African American, European Ancestry Men Benefit from Same Targeted Prostate Cancer Therapies

African American, European Ancestry Men Benefit from Same Targeted Prostate Cancer Therapies

A large prostate cancer genomics study suggests African-American men, who are disproportionately affected by the cancer, should also benefit from current therapies that target specific genetic mutations causing the disease.

However, the researchers—based at Boston University School of Medicine, University of California San Francisco, and Northwestern University—did discover some genetic differences between the cancers from European Americans and African Americans, which they believe warrants further investigation.

African-American men have a 15% chance of developing prostate cancer compared with a 10% chance for European-American men.
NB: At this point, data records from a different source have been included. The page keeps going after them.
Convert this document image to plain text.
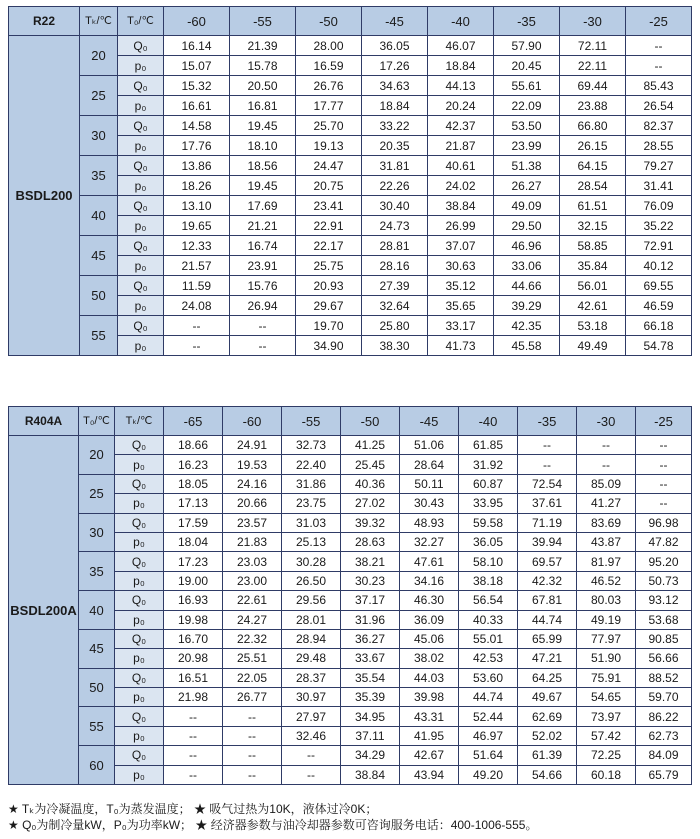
R22	Tₖ/℃	T₀/℃	-60	-55	-50	-45	-40	-35	-30	-25
BSDL200	20	Q₀	16.14	21.39	28.00	36.05	46.07	57.90	72.11	--
		p₀	15.07	15.78	16.59	17.26	18.84	20.45	22.11	--
	25	Q₀	15.32	20.50	26.76	34.63	44.13	55.61	69.44	85.43
		p₀	16.61	16.81	17.77	18.84	20.24	22.09	23.88	26.54
	30	Q₀	14.58	19.45	25.70	33.22	42.37	53.50	66.80	82.37
		p₀	17.76	18.10	19.13	20.35	21.87	23.99	26.15	28.55
	35	Q₀	13.86	18.56	24.47	31.81	40.61	51.38	64.15	79.27
		p₀	18.26	19.45	20.75	22.26	24.02	26.27	28.54	31.41
	40	Q₀	13.10	17.69	23.41	30.40	38.84	49.09	61.51	76.09
		p₀	19.65	21.21	22.91	24.73	26.99	29.50	32.15	35.22
	45	Q₀	12.33	16.74	22.17	28.81	37.07	46.96	58.85	72.91
		p₀	21.57	23.91	25.75	28.16	30.63	33.06	35.84	40.12
	50	Q₀	11.59	15.76	20.93	27.39	35.12	44.66	56.01	69.55
		p₀	24.08	26.94	29.67	32.64	35.65	39.29	42.61	46.59
	55	Q₀	--	--	19.70	25.80	33.17	42.35	53.18	66.18
		p₀	--	--	34.90	38.30	41.73	45.58	49.49	54.78
R404A	T₀/℃	Tₖ/℃	-65	-60	-55	-50	-45	-40	-35	-30	-25
BSDL200A	20	Q₀	18.66	24.91	32.73	41.25	51.06	61.85	--	--	--
		p₀	16.23	19.53	22.40	25.45	28.64	31.92	--	--	--
	25	Q₀	18.05	24.16	31.86	40.36	50.11	60.87	72.54	85.09	--
		p₀	17.13	20.66	23.75	27.02	30.43	33.95	37.61	41.27	--
	30	Q₀	17.59	23.57	31.03	39.32	48.93	59.58	71.19	83.69	96.98
		p₀	18.04	21.83	25.13	28.63	32.27	36.05	39.94	43.87	47.82
	35	Q₀	17.23	23.03	30.28	38.21	47.61	58.10	69.57	81.97	95.20
		p₀	19.00	23.00	26.50	30.23	34.16	38.18	42.32	46.52	50.73
	40	Q₀	16.93	22.61	29.56	37.17	46.30	56.54	67.81	80.03	93.12
		p₀	19.98	24.27	28.01	31.96	36.09	40.33	44.74	49.19	53.68
	45	Q₀	16.70	22.32	28.94	36.27	45.06	55.01	65.99	77.97	90.85
		p₀	20.98	25.51	29.48	33.67	38.02	42.53	47.21	51.90	56.66
	50	Q₀	16.51	22.05	28.37	35.54	44.03	53.60	64.25	75.91	88.52
		p₀	21.98	26.77	30.97	35.39	39.98	44.74	49.67	54.65	59.70
	55	Q₀	--	--	27.97	34.95	43.31	52.44	62.69	73.97	86.22
		p₀	--	--	32.46	37.11	41.95	46.97	52.02	57.42	62.73
	60	Q₀	--	--	--	34.29	42.67	51.64	61.39	72.25	84.09
		p₀	--	--	--	38.84	43.94	49.20	54.66	60.18	65.79
★ Tₖ为冷凝温度，T₀为蒸发温度； ★ 吸气过热为10K，液体过冷0K；
★ Q₀为制冷量kW，P₀为功率kW； ★ 经济器参数与油冷却器参数可咨询服务电话：400-1006-555。
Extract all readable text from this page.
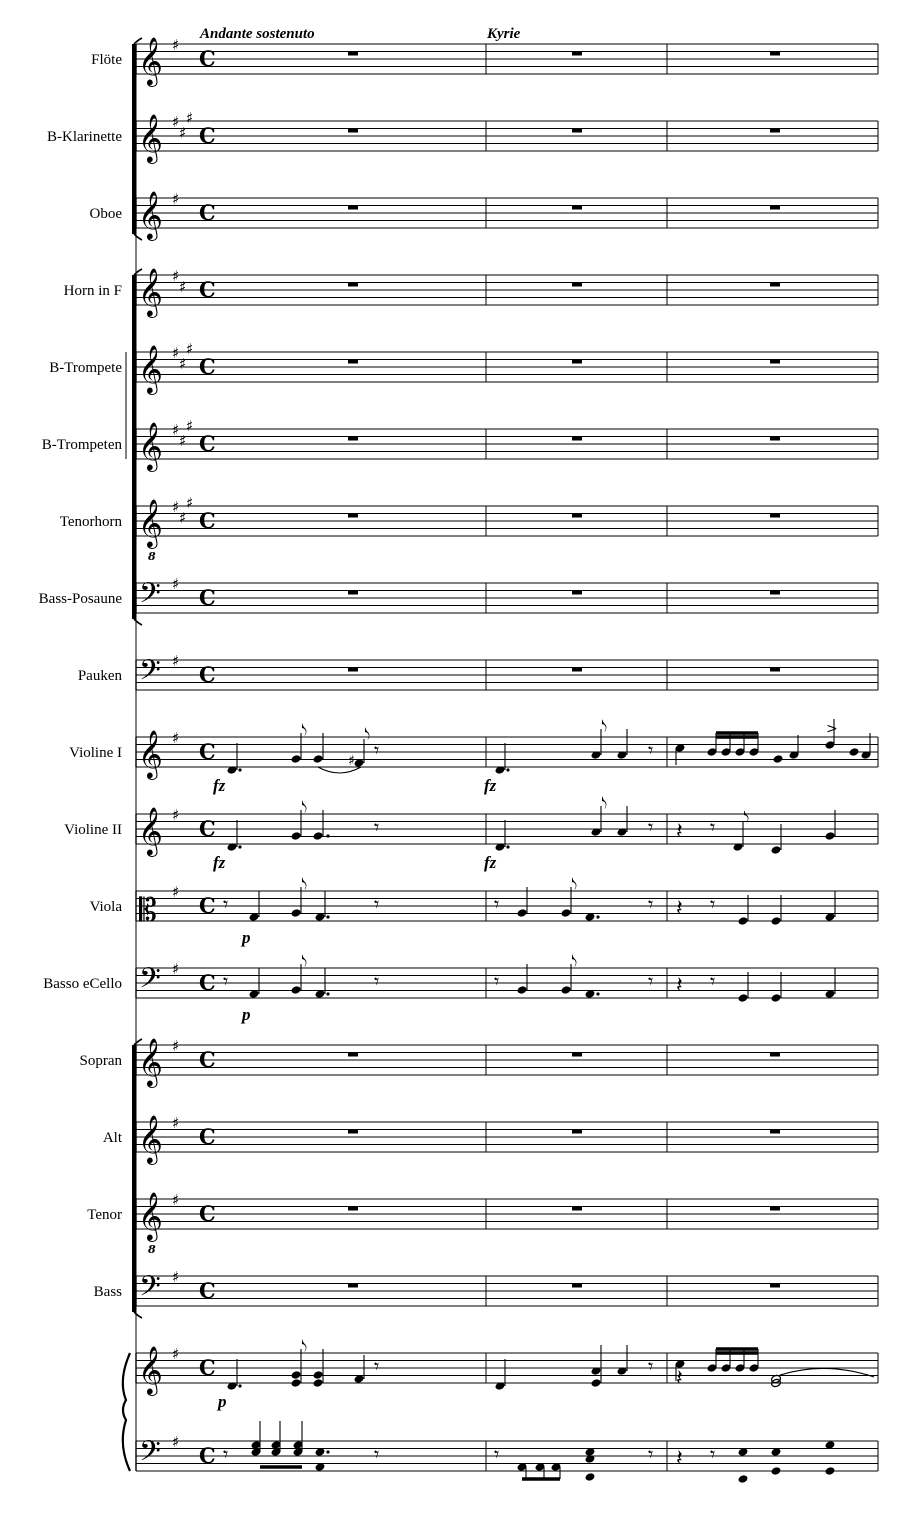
Andante sostenuto	Kyrie
Flöte 𝄞 ♯
C
B-Klarinette 𝄞 ♯
♯
♯
C
Oboe 𝄞 ♯
C
Horn in F 𝄞 ♯
♯ C
B-Trompete 𝄞 ♯
♯
♯
C
B-Trompeten 𝄞 ♯
♯
♯
C
Tenorhorn 𝄞
8
♯
♯
♯
C
Bass-Posaune 𝄢 ♯
C
Pauken 𝄢 ♯
C
Violine I 𝄞 ♯
C
𝅮	𝅮
♯ 𝄾
fz
𝅮
𝄾
fz
>
Violine II 𝄞 ♯
C
𝅮
𝄾
fz
𝅮
𝄾
fz
𝄽 𝄾 𝅮
Viola 𝄡 ♯
C 𝄾
𝅮
𝄾
p
𝄾
𝅮
𝄾 𝄽 𝄾
Basso eCello 𝄢 ♯
C 𝄾
𝅮
𝄾
p
𝄾
𝅮
𝄾 𝄽 𝄾
Sopran 𝄞 ♯
C
Alt 𝄞 ♯
C
Tenor 𝄞
8
♯
C
Bass 𝄢 ♯
C
𝄞 ♯
C
𝅮
𝄾
p
𝄾 𝄽
𝄢 ♯
C 𝄾	𝄾	𝄾	𝄾 𝄽 𝄾
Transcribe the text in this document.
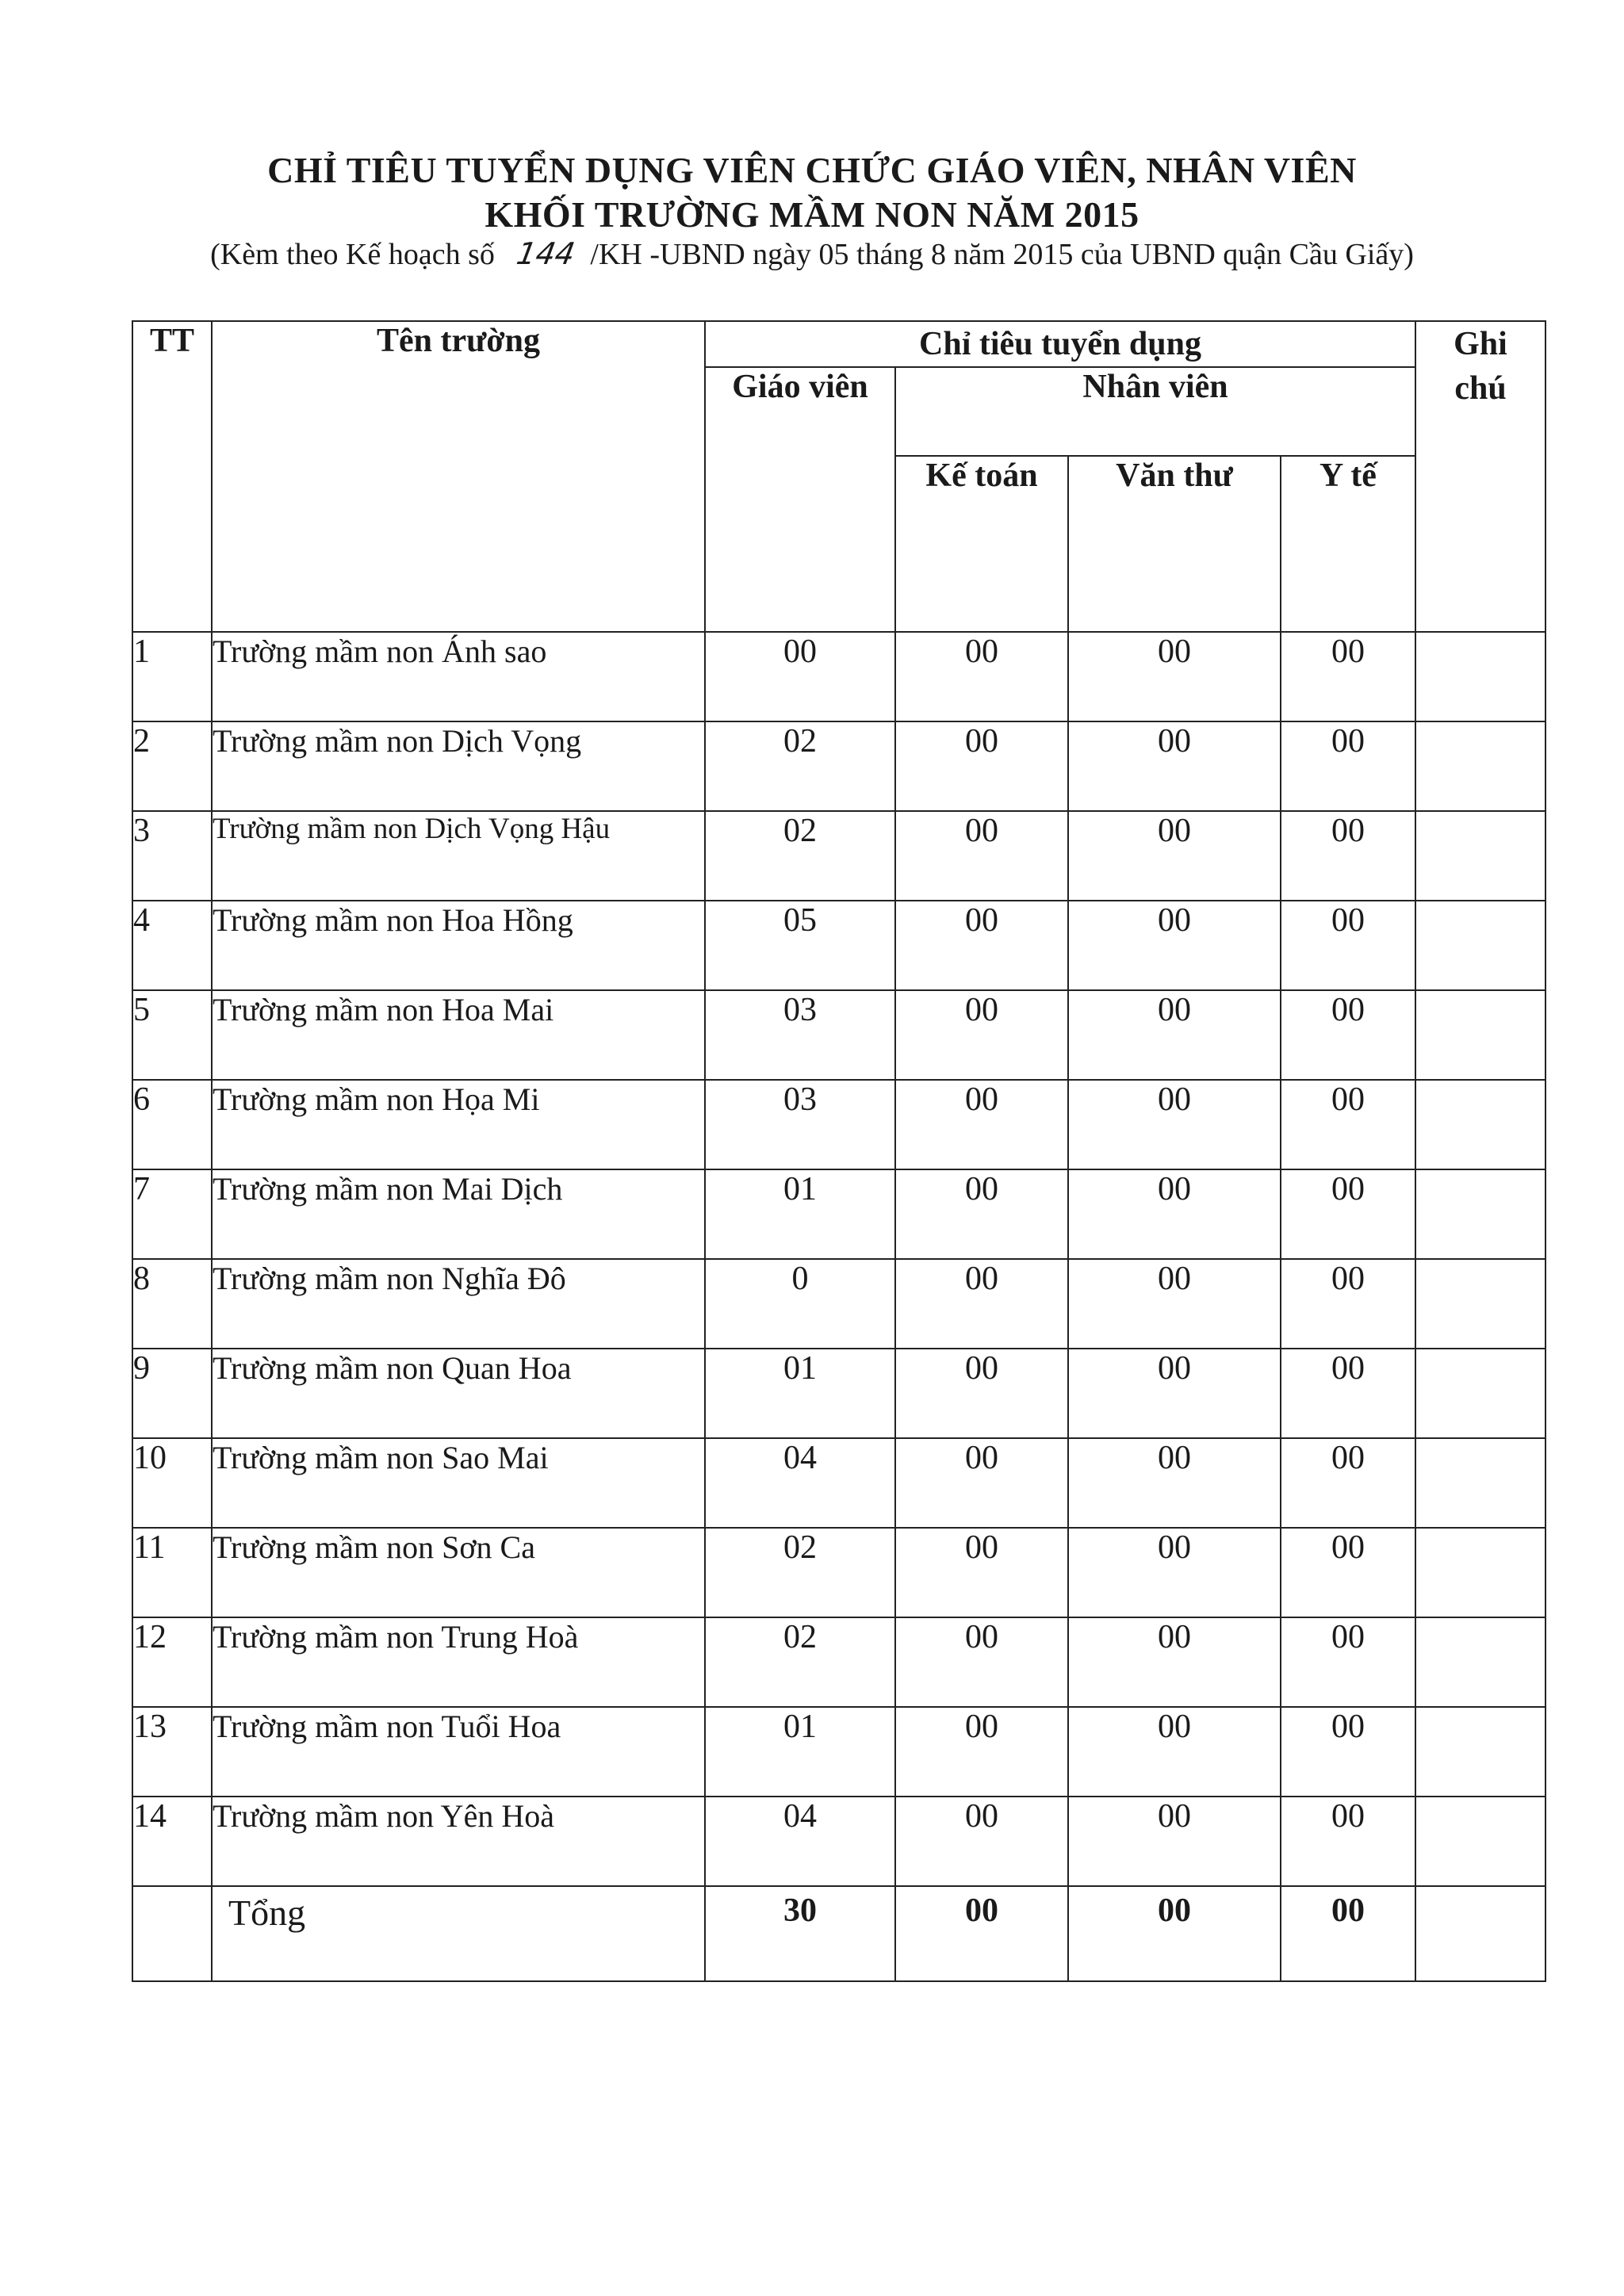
CHỈ TIÊU TUYỂN DỤNG VIÊN CHỨC GIÁO VIÊN, NHÂN VIÊN
KHỐI TRƯỜNG MẦM NON NĂM 2015
(Kèm theo Kế hoạch số 144 /KH -UBND ngày 05 tháng 8 năm 2015 của UBND quận Cầu Giấy)
TT	Tên trường	Chỉ tiêu tuyển dụng				Ghi
chú
		Giáo viên	Nhân viên			
			Kế toán	Văn thư	Y tế	
1	Trường mầm non Ánh sao	00	00	00	00	
2	Trường mầm non Dịch Vọng	02	00	00	00	
3	Trường mầm non Dịch Vọng Hậu	02	00	00	00	
4	Trường mầm non Hoa Hồng	05	00	00	00	
5	Trường mầm non Hoa Mai	03	00	00	00	
6	Trường mầm non Họa Mi	03	00	00	00	
7	Trường mầm non Mai Dịch	01	00	00	00	
8	Trường mầm non Nghĩa Đô	0	00	00	00	
9	Trường mầm non Quan Hoa	01	00	00	00	
10	Trường mầm non Sao Mai	04	00	00	00	
11	Trường mầm non Sơn Ca	02	00	00	00	
12	Trường mầm non Trung Hoà	02	00	00	00	
13	Trường mầm non Tuổi Hoa	01	00	00	00	
14	Trường mầm non Yên Hoà	04	00	00	00	
	Tổng	30	00	00	00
They are more likely to develop aggressive disease and are twice as likely to die from the cancer than White men. It is possible that this inequality may be due to socio-economic status and healthcare disparities, but genetic differences in cancer mutational status could also be responsible.

In what they claim is the largest such study to date, the researchers studied mutations linked to prostate cancer in 250 African American and 611 European American men from four publicly available datasets. They then compared these to prostate cancer mutations found in 436 African American and 3018 European American men with both localized and metastatic prostate cancer who contributed samples to the Foundation Medicine commercial cohort.

As reported in the journal Clinical Cancer Research, the team found no notable differences in genetic variation that would impact the efficacy of current therapies for prostate cancer, such as treatment with PARP inhibitors targeting DNA repair genes, between the two groups of men.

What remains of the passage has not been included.